Workers earning less than £6,240 are entitled workers. If they ask to join a pension you must enrol them, but your client doesn’t have to use their auto enrolment pension for this. They can go into a different pension. The workplace doesn’t have to pay contributions for entitled workers.

What must you tell workers?

  • That you’re assessing them for auto enrolment.
  • Whether they qualify to be auto enrolled or not.
  • That they have the right to ask to join a pension even if they don’t qualify to be auto enrolled.
  • That if they are auto enrolled, they have the right to opt out.
  • That they’ll be re-enrolled after three years if they opt out or stop paying in.

We send these communications for workplaces that use now:pensions.

What is postponement and how is it used?

Workplaces can postpone assessing workers for auto enrolment up to three months.

This could be useful if, for example, they have workers on short-term or temporary contracts who won’t still be working there after three months or are in their probation. Or, they want to line their auto enrolment dates up with their company accounting and payroll periods.

The date a workplace can postpone to is known as the deferral date.

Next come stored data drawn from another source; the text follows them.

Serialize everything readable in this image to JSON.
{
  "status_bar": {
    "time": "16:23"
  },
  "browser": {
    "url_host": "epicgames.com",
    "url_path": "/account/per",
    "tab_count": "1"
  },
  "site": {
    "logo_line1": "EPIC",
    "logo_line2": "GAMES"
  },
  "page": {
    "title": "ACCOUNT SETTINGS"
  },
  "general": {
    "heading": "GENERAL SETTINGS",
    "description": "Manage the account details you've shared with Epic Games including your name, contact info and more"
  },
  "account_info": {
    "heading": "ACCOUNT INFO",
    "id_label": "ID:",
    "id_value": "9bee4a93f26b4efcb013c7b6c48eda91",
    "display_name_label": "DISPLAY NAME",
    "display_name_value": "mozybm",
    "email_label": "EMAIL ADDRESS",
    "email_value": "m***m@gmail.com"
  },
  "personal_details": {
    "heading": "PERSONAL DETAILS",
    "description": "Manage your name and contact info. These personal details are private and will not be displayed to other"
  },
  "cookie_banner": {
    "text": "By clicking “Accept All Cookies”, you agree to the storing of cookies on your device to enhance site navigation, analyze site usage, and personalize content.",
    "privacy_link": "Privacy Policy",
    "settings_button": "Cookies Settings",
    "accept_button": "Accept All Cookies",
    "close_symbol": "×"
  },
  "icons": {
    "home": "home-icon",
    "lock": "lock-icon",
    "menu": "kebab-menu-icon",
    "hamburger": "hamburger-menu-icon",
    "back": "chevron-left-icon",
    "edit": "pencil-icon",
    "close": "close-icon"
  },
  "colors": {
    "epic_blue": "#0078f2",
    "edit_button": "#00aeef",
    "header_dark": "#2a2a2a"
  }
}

Postponing auto enrolment doesn’t affect a workplace’s duties start date. If a workplace decides to postpone you must tell all workers, on the workplace’s behalf, that the workplace is postponing assessing them for auto enrolment and what the deferral date is. You must do this within six weeks of the workplace’s duties start date. If any of the workers ask to join a pension before the deferral date, they must be enrolled.

Opting out

Workers don’t have to stay in a workplace pension. If they ask to stop paying in within one month of being enrolled, you’ll need to refund any contributions they’ve paid and treat them as if they’d never been in the pension. This is known as opting out.

Workers who are members of a workplace pension have the right to stop paying into it at any time. But if they ask to stop paying in more than one month after they’ve been enrolled, you don’t need to refund their contributions. Their pension savings stay in the workplace pension until the worker does something with them, such as transferring them to another pension or starting to take the money as retirement income.

What is re-enrolment?

Every three years you must re-assess all the workers who have opted out of your clients’ workplace pensions. If they qualify to be auto enrolled, you must re-enrol them.

They can opt out again. If they do, you must refund any contributions they’ve paid and treat them as if they’d never been in the pension.

What records must workplaces keep?

Workplaces must keep records of how they’ve met their legal duties, including:

  • the names and addresses of workers who have been put into a pension
  • records that show when money was paid into the pension
  • any requests to opt out, leave or join the pension
  • the pension’s reference or registry number.

These records must be kept for six years, except for requests to opt out or leave. These only need to be kept for four years.